In jedem Fall komme die Glutenempfindlichkeit nicht so häufig vor, wie manche Ernährungsratgeber behaupten, betont auch Alessio Fasano: "Es gibt viele ,Experten' da draußen, die 30 bis 50 Prozent der US-Bürger eine Glutenempfindlichkeit andichten wollen." Damit haben sie offenbar Erfolg: Zunehmend verzehren auch Gesunde glutenfreie Lebensmittel und sehen sie sogar als Lifestyle-Produkte an.

In den USA essen 60 Millionen Menschen glutenfreie Produkte; aus gesundheitlichen Gründen müssten dies aber allenfalls 18 Millionen Menschen tun. Viele Promis schwören mittlerweile auf eine glutenfreie Diät, weil sie angeblich entgiftet und schlank macht. Fasano warnt jedoch: "Glutenfreie Produkte sind nicht per se gesünder, nur weil sie als Diätlebensmittel erdacht wurden. Sie enthalten oft viel Zucker und Fett."

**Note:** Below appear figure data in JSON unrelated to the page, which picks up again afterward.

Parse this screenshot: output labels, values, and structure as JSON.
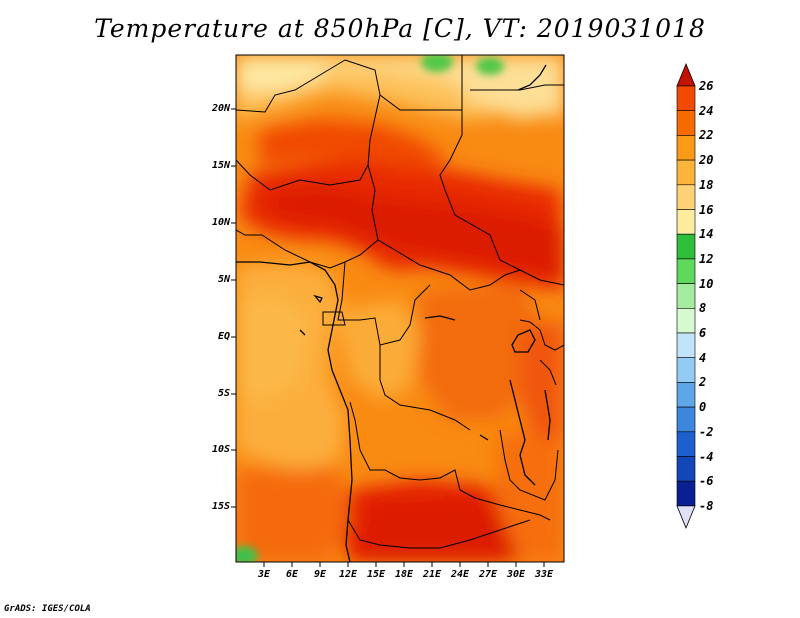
{
  "title": "Temperature at 850hPa [C], VT: 2019031018",
  "credit": "GrADS: IGES/COLA",
  "lat_labels": [
    "20N",
    "15N",
    "10N",
    "5N",
    "EQ",
    "5S",
    "10S",
    "15S"
  ],
  "lon_labels": [
    "3E",
    "6E",
    "9E",
    "12E",
    "15E",
    "18E",
    "21E",
    "24E",
    "27E",
    "30E",
    "33E"
  ],
  "colorbar": {
    "labels": [
      "26",
      "24",
      "22",
      "20",
      "18",
      "16",
      "14",
      "12",
      "10",
      "8",
      "6",
      "4",
      "2",
      "0",
      "-2",
      "-4",
      "-6",
      "-8"
    ],
    "colors": [
      "#e41c00",
      "#f24a00",
      "#f56b00",
      "#fa9a16",
      "#fdb43a",
      "#fdd277",
      "#fdeb9f",
      "#2fbd3c",
      "#5ed85d",
      "#a4eda0",
      "#d6f9cf",
      "#c2e4fb",
      "#94cbf4",
      "#5fa6e8",
      "#3d86dd",
      "#1d5fcf",
      "#1346b8",
      "#0a2092",
      "#0c0a6a"
    ],
    "top_arrow_color": "#c41200",
    "bottom_arrow_color": "#e0e0f8"
  }
}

Diese Ingredienzien mischen Industrieköche schon deshalb in die Produkte, weil Backwaren ohne Weizen nicht gut zusammenhalten - schließlich fehlt ihnen das "Klebereiweiß", wie Gluten auch genannt wird. Als Schlankmacher sind sie also auf keinen Fall geeignet.

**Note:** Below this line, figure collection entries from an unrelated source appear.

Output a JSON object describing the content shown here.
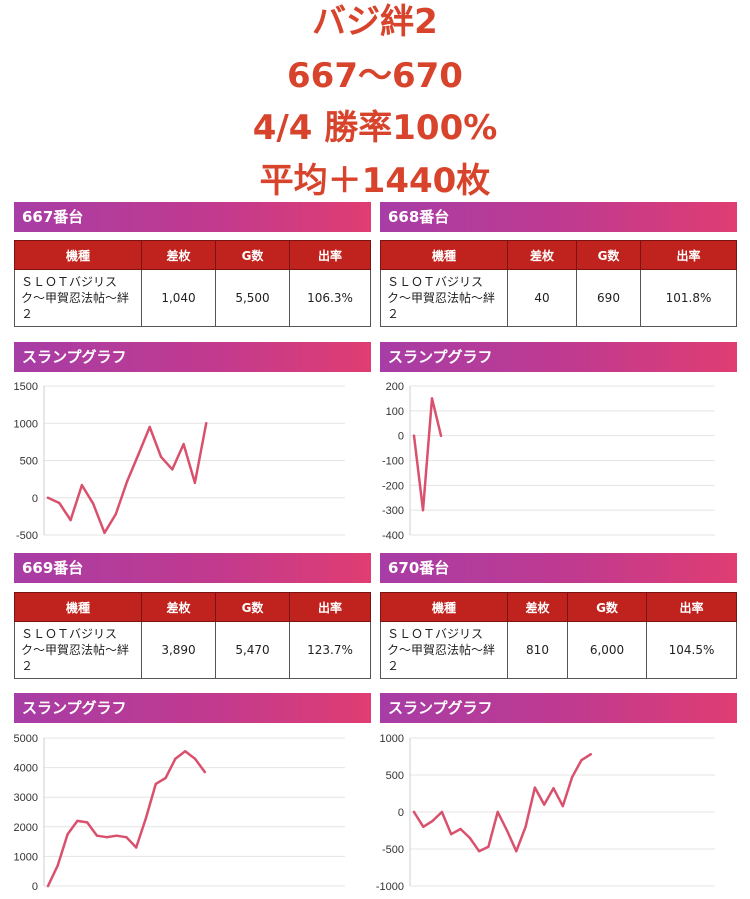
{
  "header": {
    "title": "バジ絆2",
    "range": "667〜670",
    "record": "4/4 勝率100%",
    "average": "平均＋1440枚"
  },
  "table_headers": [
    "機種",
    "差枚",
    "G数",
    "出率"
  ],
  "graph_title": "スランプグラフ",
  "colors": {
    "line": "#d9516d",
    "header_red": "#c0231e",
    "headline": "#d8432c"
  },
  "machines": [
    {
      "id": "667番台",
      "model": "ＳＬＯＴバジリスク〜甲賀忍法帖〜絆２",
      "diff": "1,040",
      "games": "5,500",
      "rate": "106.3%"
    },
    {
      "id": "668番台",
      "model": "ＳＬＯＴバジリスク〜甲賀忍法帖〜絆２",
      "diff": "40",
      "games": "690",
      "rate": "101.8%"
    },
    {
      "id": "669番台",
      "model": "ＳＬＯＴバジリスク〜甲賀忍法帖〜絆２",
      "diff": "3,890",
      "games": "5,470",
      "rate": "123.7%"
    },
    {
      "id": "670番台",
      "model": "ＳＬＯＴバジリスク〜甲賀忍法帖〜絆２",
      "diff": "810",
      "games": "6,000",
      "rate": "104.5%"
    }
  ],
  "chart_data": [
    {
      "type": "line",
      "title": "スランプグラフ",
      "yticks": [
        1500,
        1000,
        500,
        0,
        -500
      ],
      "ylim": [
        -500,
        1500
      ],
      "grid": true,
      "values": [
        0,
        -70,
        -300,
        170,
        -80,
        -470,
        -220,
        220,
        580,
        950,
        550,
        380,
        720,
        200,
        1000
      ]
    },
    {
      "type": "line",
      "title": "スランプグラフ",
      "yticks": [
        200,
        100,
        0,
        -100,
        -200,
        -300,
        -400
      ],
      "ylim": [
        -400,
        200
      ],
      "grid": true,
      "values": [
        0,
        -300,
        150,
        0
      ]
    },
    {
      "type": "line",
      "title": "スランプグラフ",
      "yticks": [
        5000,
        4000,
        3000,
        2000,
        1000,
        0
      ],
      "ylim": [
        0,
        5000
      ],
      "grid": true,
      "values": [
        0,
        700,
        1750,
        2200,
        2150,
        1700,
        1650,
        1700,
        1650,
        1300,
        2300,
        3450,
        3650,
        4300,
        4550,
        4300,
        3850
      ]
    },
    {
      "type": "line",
      "title": "スランプグラフ",
      "yticks": [
        1000,
        500,
        0,
        -500,
        -1000
      ],
      "ylim": [
        -1000,
        1000
      ],
      "grid": true,
      "values": [
        0,
        -200,
        -120,
        0,
        -300,
        -230,
        -350,
        -530,
        -470,
        0,
        -250,
        -530,
        -200,
        330,
        100,
        320,
        80,
        470,
        700,
        780
      ]
    }
  ]
}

Auch vor dem Kinderzimmer macht die Gluten- und Laktosephobie nicht halt. Junge Eltern hören immer wieder den Rat, dem Säugling im ersten Lebensjahr keinen Weizen- oder Haferbrei zu füttern und Kuhmilch gar nicht zu geben. Das schütze vor Allergien. Allerdings scheint das Gegenteil der Fall zu sein.

Die neuesten Empfehlungen der Bundesregierung und der medizinischen Fachgesellschaften zur Säuglingsernährung legen nahe, dem Baby bereits mit dem vierten, spätestens aber mit dem sechsten Lebensmonat glutenhaltige Lebensmittel zu geben, um sein Immunsystem daran zu gewöhnen. Auch gegen Kuhmilch im ersten Lebensjahr haben die Fachleute nichts einzuwenden.

"Nur auf einen Verdacht hin sollte man eine gluten- und laktosefreie Diät deshalb auch bei Kindern nicht einsetzen", betont Berthold Koletzko, Ernährungsexperte am Hauner'schen Kinderspital der Universität München. Laktose kann Säuglingen und Kleinkindern ohnehin nichts anhaben, denn ihre Laktase funktioniert selbst in Asien, wo Laktoseintoleranz weitverbreitet ist, einwandfrei: Schließlich sind auch in der Muttermilch große Mengen Milchzucker enthalten.